Сервилия лежала в ванне, ее великолепные груди слегка покачивались на поверхности воды, густые черные волосы были собраны на макушке, чтобы не замочить их. Большие черные глаза, казалось, смотрели куда-то внутрь, в глубину ее сознания.
— А что ты скажешь о Помпее Магне? — лениво поинтересовался Цезарь.
Сервилия вся напряглась и вдруг пристально посмотрела на него.
— Нет, Цезарь, нет! Только не пиценский мясник! Он не понимает, как живет Рим, никогда не понимал и никогда не поймет.
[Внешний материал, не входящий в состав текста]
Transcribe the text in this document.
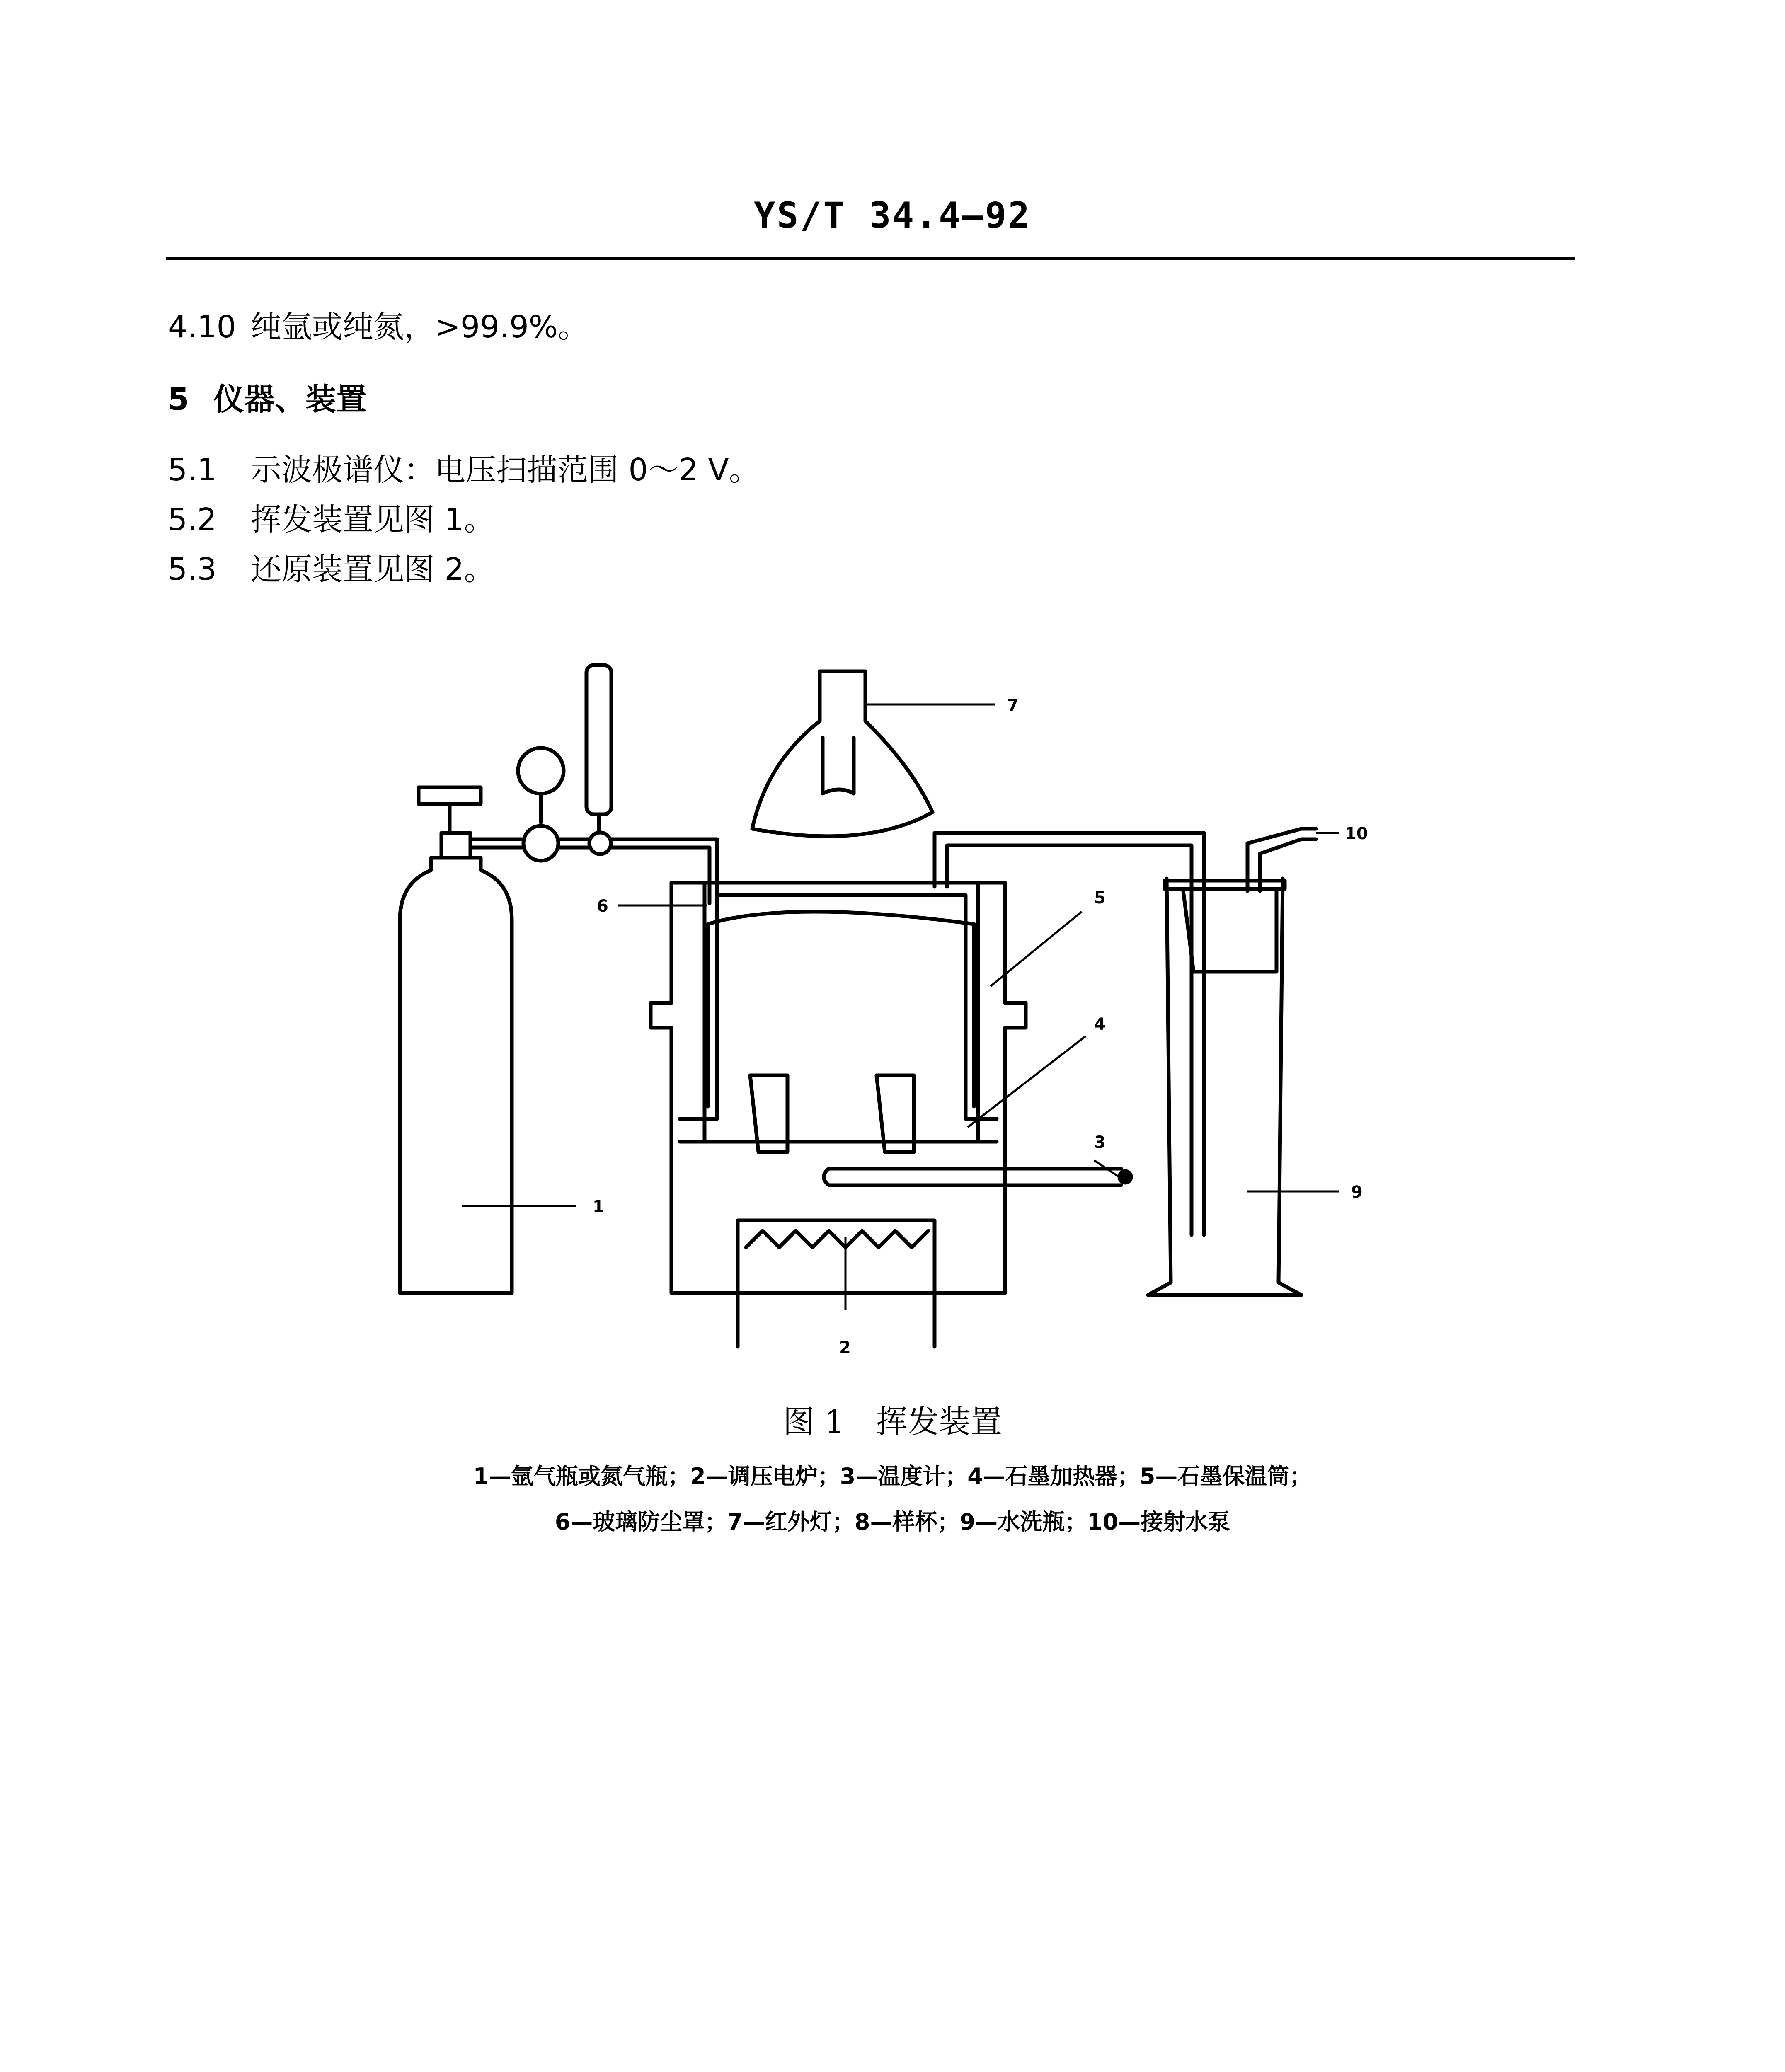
YS/T 34.4—92
4.10 纯氩或纯氮，>99.9%。
5 仪器、装置
5.1 示波极谱仪：电压扫描范围 0～2 V。
5.2 挥发装置见图 1。
5.3 还原装置见图 2。
1
2
3
4
5
6
7
9
10
图 1　挥发装置
1—氩气瓶或氮气瓶；2—调压电炉；3—温度计；4—石墨加热器；5—石墨保温筒；
6—玻璃防尘罩；7—红外灯；8—样杯；9—水洗瓶；10—接射水泵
Он обладает природными способностями и огромной силой, которую может направить и на добро, и на зло. Но он — не римлянин! Если бы он был римлянином, он никогда бы не поступил с Сенатом так, как он поступил, чтобы стать консулом. Помпей не обладает проницательностью, в нем нет внутренней уверенности в собственной непобедимости. Помпей воображает, что правила и законы существуют для того, чтобы нарушать их для личной выгоды. И все же он жаждет одобрения, и его постоянно разрывают противоречивые желания. Он хочет быть Первым Человеком в Риме до конца жизни, но на самом деле он не имеет никакого понятия, как этого добиться.
— Правда, он не очень умно повел себя при разводе с Муцией Терцией.
— В этом виновата Муция Терция. Ты забываешь, кто она такая. Дочь Сцеволы, любимая племянница Красса Оратора. Только такой пиценский дурак, как Помпей, мог пожизненно запереть ее в крепости в двухстах милях от Рима. Так что ей ничего не оставалось, как наставить ему рога, да еще с таким крестьянином, как Тит Лабиен. Хотя она предпочла бы тебя.